Christina R. Chan (she/her) – Community Producer

Christina R. Chan is a founding member of the Asian American Playwright Collective (AAPC). As an actor, director, and writer, her work focuses on the Asian, Asian American immigration experience. She identifies as a 1.5 generation immigrant: born in Hong Kong, she then immigrated to the US as a toddler, and grew up in Boston. Christina was a Company One 2016 PlayLab Fellow, and her first full length play, Stir Frying Mahjong, was a Eugene O’Neill National Theater Conference 2017 Semi-Finalist. She was commissioned to adapt and direct a play written by Harry H Dow, the first Asian-American lawyer in 1938 to pass the Massachusetts bar. She is the recipient of 2016 and 2017 Live Art Boston grants from The Boston Foundation. 


Ben Hires (he/him) CEO, BCNC

 Ben has significant experience in nonprofit leadership and serving young people and families. He held leadership positions in programs, strategy, and external relations at the Boston Children’s Chorus where he played a key role elevating the choir’s social justice mission to bring diverse young people and their families together. As Director of Strategic Partnerships at the Boston Public Library, he established and maintained building strong relationships across education, cultural, and civic engagement sectors to advance the Library’s mission of providing free educational and cultural enrichment to Boston residents. Prior to being the CEO, Ben volunteered as a mentor for BCNC’s College Access Program for youth and as a member of the Pao Arts Center Advisory Committee.

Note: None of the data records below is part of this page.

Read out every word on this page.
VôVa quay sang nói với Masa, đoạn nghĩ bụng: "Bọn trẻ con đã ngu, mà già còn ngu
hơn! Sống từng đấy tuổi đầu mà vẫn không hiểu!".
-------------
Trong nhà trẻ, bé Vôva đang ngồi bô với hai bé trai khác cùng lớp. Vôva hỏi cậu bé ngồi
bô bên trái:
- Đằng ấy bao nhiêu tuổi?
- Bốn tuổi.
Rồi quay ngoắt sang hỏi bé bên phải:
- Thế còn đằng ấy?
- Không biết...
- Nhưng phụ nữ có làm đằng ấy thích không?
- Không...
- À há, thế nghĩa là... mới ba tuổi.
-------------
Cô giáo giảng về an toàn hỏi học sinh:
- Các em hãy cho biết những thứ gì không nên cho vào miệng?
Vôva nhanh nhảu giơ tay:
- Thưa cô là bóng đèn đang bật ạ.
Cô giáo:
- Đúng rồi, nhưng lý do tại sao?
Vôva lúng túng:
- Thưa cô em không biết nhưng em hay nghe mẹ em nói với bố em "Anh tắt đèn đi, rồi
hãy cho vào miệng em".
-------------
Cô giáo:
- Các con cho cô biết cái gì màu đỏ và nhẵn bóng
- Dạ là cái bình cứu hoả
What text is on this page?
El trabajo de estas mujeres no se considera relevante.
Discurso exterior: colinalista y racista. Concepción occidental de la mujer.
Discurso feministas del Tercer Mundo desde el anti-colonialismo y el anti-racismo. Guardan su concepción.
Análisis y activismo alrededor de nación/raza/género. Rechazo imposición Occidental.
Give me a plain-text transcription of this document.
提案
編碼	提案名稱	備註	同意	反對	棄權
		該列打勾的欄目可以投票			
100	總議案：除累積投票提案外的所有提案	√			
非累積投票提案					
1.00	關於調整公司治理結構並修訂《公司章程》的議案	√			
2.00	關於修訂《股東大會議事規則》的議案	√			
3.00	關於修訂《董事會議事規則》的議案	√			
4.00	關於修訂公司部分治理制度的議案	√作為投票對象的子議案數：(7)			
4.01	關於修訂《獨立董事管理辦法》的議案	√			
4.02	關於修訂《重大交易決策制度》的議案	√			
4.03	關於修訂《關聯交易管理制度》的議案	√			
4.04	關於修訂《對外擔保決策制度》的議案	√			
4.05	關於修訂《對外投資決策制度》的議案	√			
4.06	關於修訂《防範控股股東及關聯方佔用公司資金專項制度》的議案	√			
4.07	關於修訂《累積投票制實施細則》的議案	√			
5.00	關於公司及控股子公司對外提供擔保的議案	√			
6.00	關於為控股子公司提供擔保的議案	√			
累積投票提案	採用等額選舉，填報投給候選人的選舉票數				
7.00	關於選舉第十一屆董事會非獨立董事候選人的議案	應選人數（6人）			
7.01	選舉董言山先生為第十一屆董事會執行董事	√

Alison Yueming Qu (she/they) – Associate Producer / Dramaturg

Originally from China, Alison Yueming Qu (chi-oo) is a Creative Producer, Director, and a Dramaturg. Graduated from Emerson College with a BFA in Theatre (Directing and Dramaturgy), Alison was the inaugural Cutler Creative Producing & Engagement Fellow at ArtsEmerson, and the Co-Founder of CHUANG Stage—a Boston-based theater collective dedicated to cultivating AAPI narratives. Her current and recent projects include the PRC-USA Artists Connectivity Series (Ping Pong Arts/KMP Artists), Imaginarium (US Producer, Out of the Blue Theatre), Earthquake by Tatyana Emery (Director, Reground Theater Collective), and Waiting for Kim Lee by Vivian Liu-Somers (Director, Asian American Theatre Artists of Boston). Their dramaturgy work for 10 Out of 12 by Anne Washburn (Emerson Stage) received the 2020 LMDA/KCACTF Region 1 Student Dramaturgy Award. She is a proud alumna of the National Theater Institute and an associate member of Stage Directors and Choreographers Society.


Ju Yon Kim (she/her) – Moderator

Ju Yon Kim is Professor of English at Harvard University. Her research and teaching interests include Asian American literature and performance; modern and contemporary American theater and drama; and cross-­racial and intercultural performance. She is the author of The Racial Mundane: Asian American Performance and the Embodied Everyday (NYU Press, 2015), which received the 2016 Lois P. Rudnick Book Prize from the New England American Studies Association for best book in American studies published in 2015 by a New England area scholar. Her articles have appeared in Theatre Journal, Modern Drama, The Journal of Transnational American Studies, Modernism/modernity, Theatre Survey, and the Journal of Asian American Studies. She is currently working on a second book project on suspicion and performance.